Acórdão Nº 08036112720228200000 de TJRN. Tribunal de Justiça do Rio Grande do Norte, Tribunal Pleno, 26-08-2022

Data de Julgamento26 Agosto 2022
Classe processualCONFLITO DE COMPETÊNCIA CÍVEL
Número do processo08036112720228200000
ÓrgãoTribunal Pleno
Tipo de documentoAcórdão

PODER JUDICIÁRIO
TRIBUNAL DE JUSTIÇA DO ESTADO DO RIO GRANDE DO NORTE
TRIBUNAL PLENO

Processo: CONFLITO DE COMPETÊNCIA CÍVEL - 0803611-27.2022.8.20.0000
Polo ativo
JUÍZO DE DIREITO DA 1ª VARA DE SÃO GONÇALO DO AMARANTE/RN
Advogado(s):
Polo passivo
JUÍZO DE DIREITO DO JUIZADO DA FAZENDA PÚBLICA DA COMARCA DE SÃO GONÇALO DO AMARANTE/RN
Advogado(s):


Conflito Negativo de Competência n. 0803611-27.2022.8.20.0000

Origem: Tribunal de Justiça/RN.

Suscitante: Juízo de Direito da 1ª Vara da Comarca de São Gonçalo do Amarante/RN.

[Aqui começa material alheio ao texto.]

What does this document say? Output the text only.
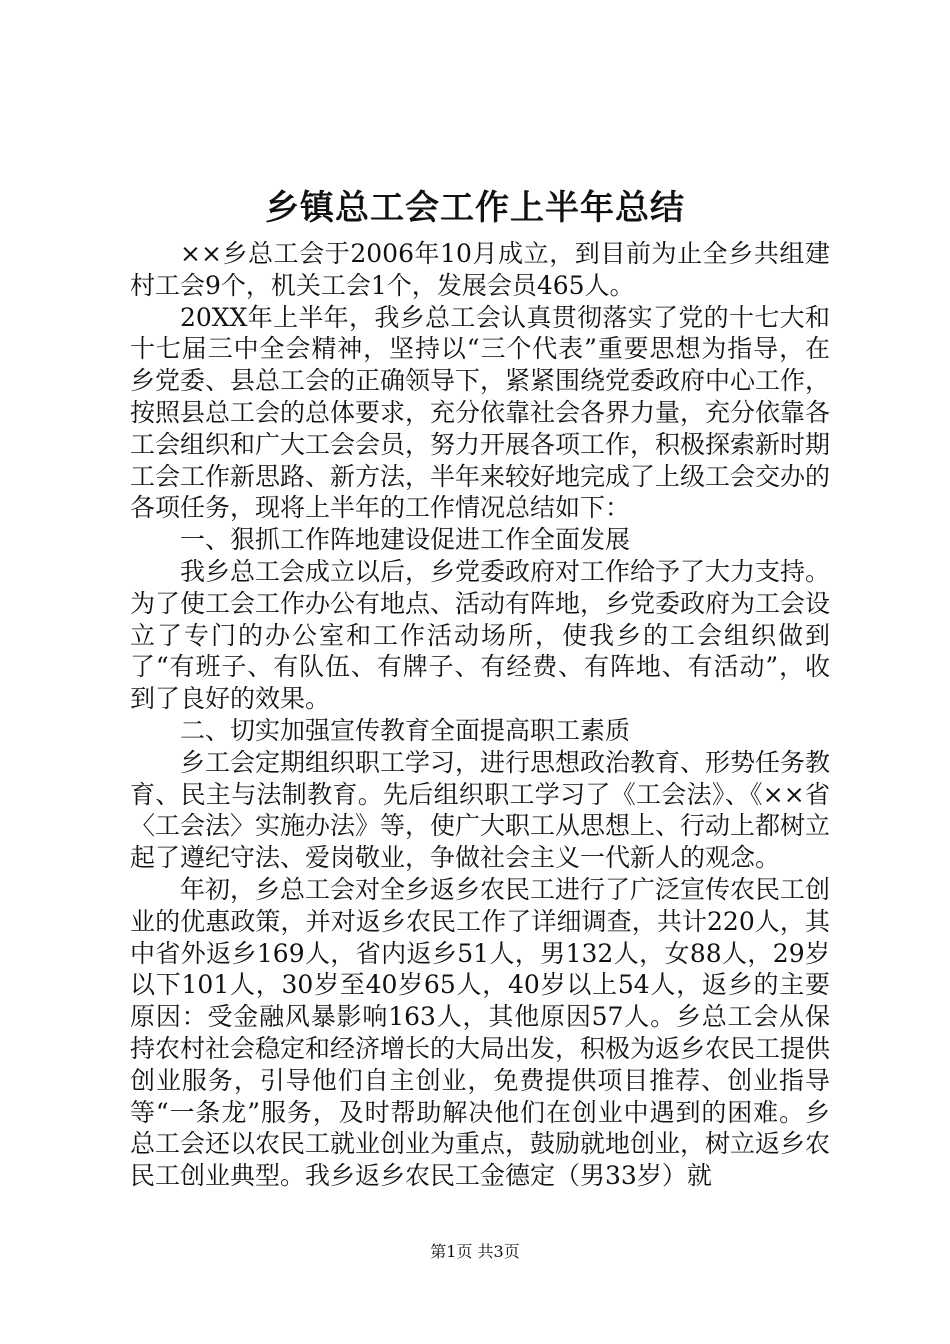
乡镇总工会工作上半年总结

××乡总工会于2006年10月成立，到目前为止全乡共组建村工会9个，机关工会1个，发展会员465人。

20XX年上半年，我乡总工会认真贯彻落实了党的十七大和十七届三中全会精神，坚持以“三个代表”重要思想为指导，在乡党委、县总工会的正确领导下，紧紧围绕党委政府中心工作，按照县总工会的总体要求，充分依靠社会各界力量，充分依靠各工会组织和广大工会会员，努力开展各项工作，积极探索新时期工会工作新思路、新方法，半年来较好地完成了上级工会交办的各项任务，现将上半年的工作情况总结如下：

一、狠抓工作阵地建设促进工作全面发展

我乡总工会成立以后，乡党委政府对工作给予了大力支持。为了使工会工作办公有地点、活动有阵地，乡党委政府为工会设立了专门的办公室和工作活动场所，使我乡的工会组织做到了“有班子、有队伍、有牌子、有经费、有阵地、有活动”，收到了良好的效果。

二、切实加强宣传教育全面提高职工素质

乡工会定期组织职工学习，进行思想政治教育、形势任务教育、民主与法制教育。先后组织职工学习了《工会法》、《××省〈工会法〉实施办法》等，使广大职工从思想上、行动上都树立起了遵纪守法、爱岗敬业，争做社会主义一代新人的观念。

年初，乡总工会对全乡返乡农民工进行了广泛宣传农民工创业的优惠政策，并对返乡农民工作了详细调查，共计220人，其中省外返乡169人，省内返乡51人，男132人，女88人，29岁以下101人，30岁至40岁65人，40岁以上54人，返乡的主要原因：受金融风暴影响163人，其他原因57人。乡总工会从保持农村社会稳定和经济增长的大局出发，积极为返乡农民工提供创业服务，引导他们自主创业，免费提供项目推荐、创业指导等“一条龙”服务，及时帮助解决他们在创业中遇到的困难。乡总工会还以农民工就业创业为重点，鼓励就地创业，树立返乡农民工创业典型。我乡返乡农民工金德定（男33岁）就

第1页 共3页
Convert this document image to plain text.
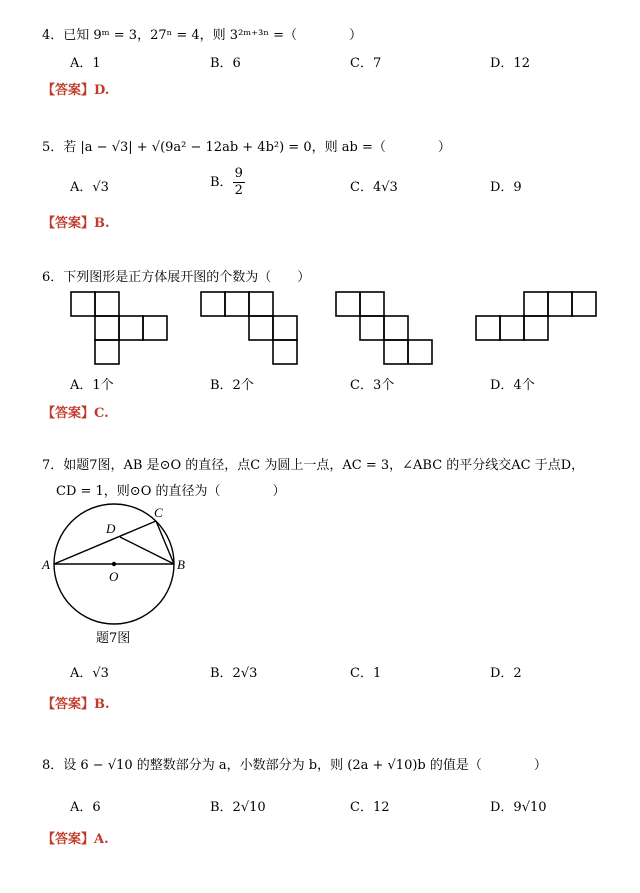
4．已知 9ᵐ = 3，27ⁿ = 4，则 3²ᵐ⁺³ⁿ =（　　　　）
A．1	B．6	C．7	D．12
【答案】D.
5．若 |a − √3| + √(9a² − 12ab + 4b²) = 0，则 ab =（　　　　）
A．√3	B． $\frac{9}{2}$	C．4√3	D．9
【答案】B.
6．下列图形是正方体展开图的个数为（　　）
A．1个	B．2个	C．3个	D．4个
【答案】C.
7．如题7图，AB 是⊙O 的直径，点C 为圆上一点，AC = 3，∠ABC 的平分线交AC 于点D，
CD = 1，则⊙O 的直径为（　　　　）
A	B
C
D
O
题7图
A．√3	B．2√3	C．1	D．2
【答案】B.
8．设 6 − √10 的整数部分为 a，小数部分为 b，则 (2a + √10)b 的值是（　　　　）
A．6	B．2√10	C．12	D．9√10
【答案】A.
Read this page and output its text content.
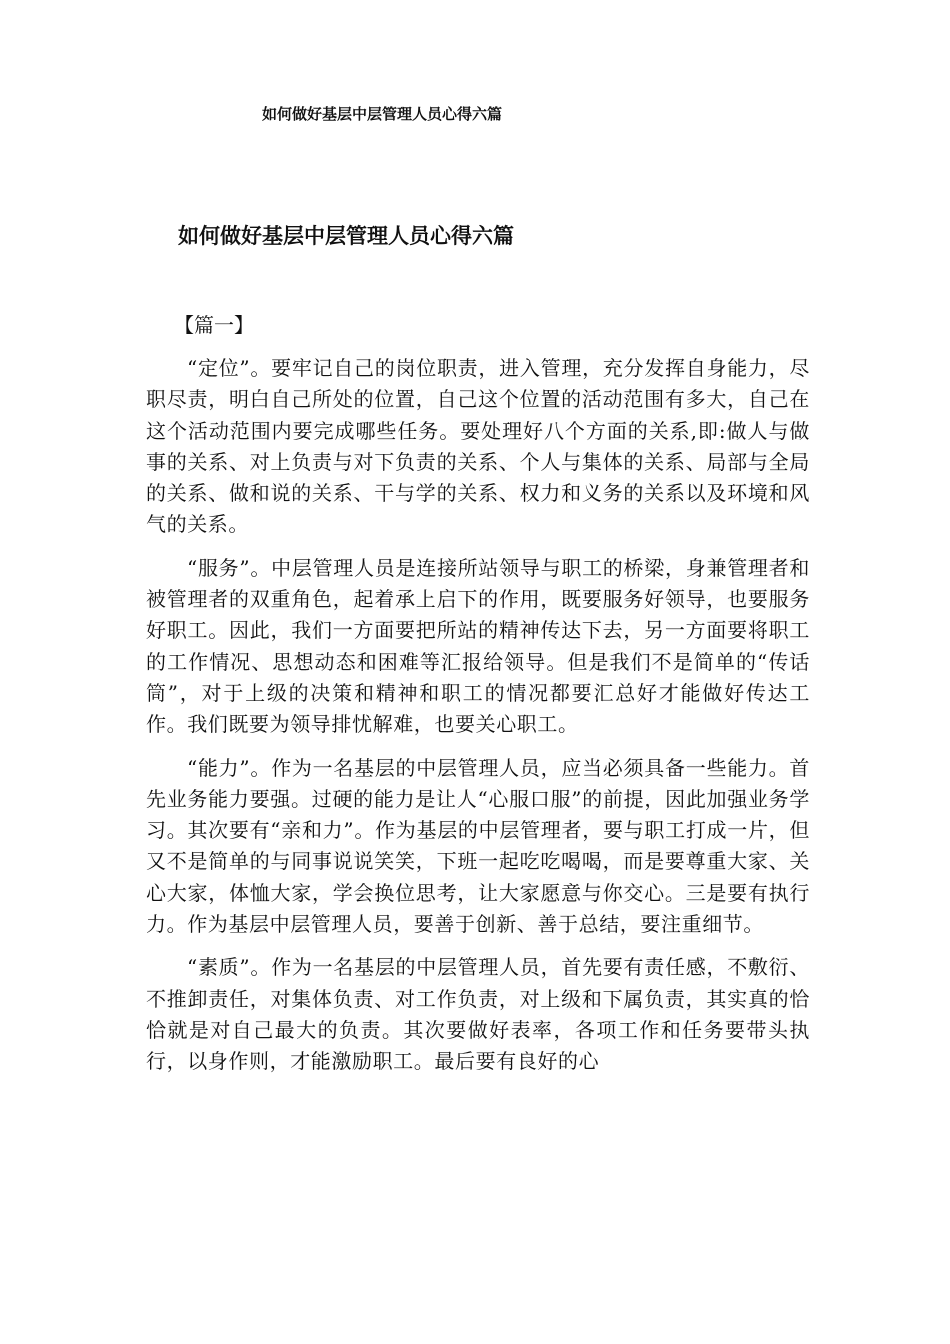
如何做好基层中层管理人员心得六篇
如何做好基层中层管理人员心得六篇

【篇一】

“定位”。要牢记自己的岗位职责，进入管理，充分发挥自身能力，尽职尽责，明白自己所处的位置，自己这个位置的活动范围有多大，自己在这个活动范围内要完成哪些任务。要处理好八个方面的关系,即:做人与做事的关系、对上负责与对下负责的关系、个人与集体的关系、局部与全局的关系、做和说的关系、干与学的关系、权力和义务的关系以及环境和风气的关系。

“服务”。中层管理人员是连接所站领导与职工的桥梁，身兼管理者和被管理者的双重角色，起着承上启下的作用，既要服务好领导，也要服务好职工。因此，我们一方面要把所站的精神传达下去，另一方面要将职工的工作情况、思想动态和困难等汇报给领导。但是我们不是简单的“传话筒”，对于上级的决策和精神和职工的情况都要汇总好才能做好传达工作。我们既要为领导排忧解难，也要关心职工。

“能力”。作为一名基层的中层管理人员，应当必须具备一些能力。首先业务能力要强。过硬的能力是让人“心服口服”的前提，因此加强业务学习。其次要有“亲和力”。作为基层的中层管理者，要与职工打成一片，但又不是简单的与同事说说笑笑，下班一起吃吃喝喝，而是要尊重大家、关心大家，体恤大家，学会换位思考，让大家愿意与你交心。三是要有执行力。作为基层中层管理人员，要善于创新、善于总结，要注重细节。

“素质”。作为一名基层的中层管理人员，首先要有责任感，不敷衍、不推卸责任，对集体负责、对工作负责，对上级和下属负责，其实真的恰恰就是对自己最大的负责。其次要做好表率，各项工作和任务要带头执行，以身作则，才能激励职工。最后要有良好的心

Suscitado: Juízo de Direito do Juizado da Fazenda Pública da Comarca de São Gonçalo do Amarante/RN

Entre Partes: Isaque Gabriel Felizardo de Lima, rep. p/ Larissa Yasmim Lima e Município de São Gonçalo do Amarante/RN

Relator: Desembargador Gilson Barbosa

EMENTA: PROCESSUAL CIVIL. CONFLITO NEGATIVO DE COMPETÊNCIA. AÇÃO ORDINÁRIA DE OBRIGAÇÃO DE FAZER C/C DANOS MORAIS MOVIDA POR INCAPAZ REPRESENTADO POR GENITORA. PLEITO DE TRATAMENTO DENTÁRIO CUMULADO COM DANOS MORAIS. CAUSA DE CUNHO PATRIMONIAL. POSSIBILIDADE. NORMA ESPECÍFICA. LEI FEDERAL N. 12.153/2009. AUSÊNCIA DE VEDAÇÃO DA PARTICIPAÇÃO DE INCAPAZ. CASO CONCRETO QUE NÃO REVELA SITUAÇÃO DE RISCO OU ABANDONO DO INFANTE. INAPLICABILIDADE DO ESTATUTO DA CRIANÇA E DO ADOLESCENTE E DA LEI N. 9.099/1995. PRECEDENTES DESTE TRIBUNAL. CONFLITO CONHECIDO E PROVIDO. CONSONÂNCIA COM A PROCURADORIA DE JUSTIÇA.


ACÓRDÃO

Acordam os Desembargadores que integram o Pleno deste Tribunal de Justiça do Rio Grande do Norte, por unanimidade, em consonância com o parecer ministerial, reconhecer o Juízo de Direito do Juizado da Fazenda Pública da Comarca de São Gonçalo do Amarante/RN, ora suscitado, como competente para processar e julgar a Ação de Obrigação de Fazer c/c com Danos Morais n. 0803449-73.2019.8.20.5129, movida por Isaque Gabriel Felizardo de Lima, rep. p/ Larissa Yasmim Lima em desfavor do Município de São Gonçalo do Amarante/RN, nos termos do voto do Relator, que deste passa a fazer parte integrante.

RELATÓRIO


Trata-se de Conflito Negativo de Competência suscitado pelo Juízo de Direito da 1ª Vara da Comarca de São Gonçalo do Amarante/RN, instaurado em decorrência de decisão declinatória proferida pelo Juízo de Direito do Juizado da Fazenda Pública da mesma comarca, nos autos da Ação de Obrigação de Fazer c/c com Danos Morais n. 0803449-73.2019.8.20.5129, movida por Isaque Gabriel Felizardo de Lima, rep. p/ Larissa Yasmim Lima em desfavor do Município de São Gonçalo do Amarante/RN.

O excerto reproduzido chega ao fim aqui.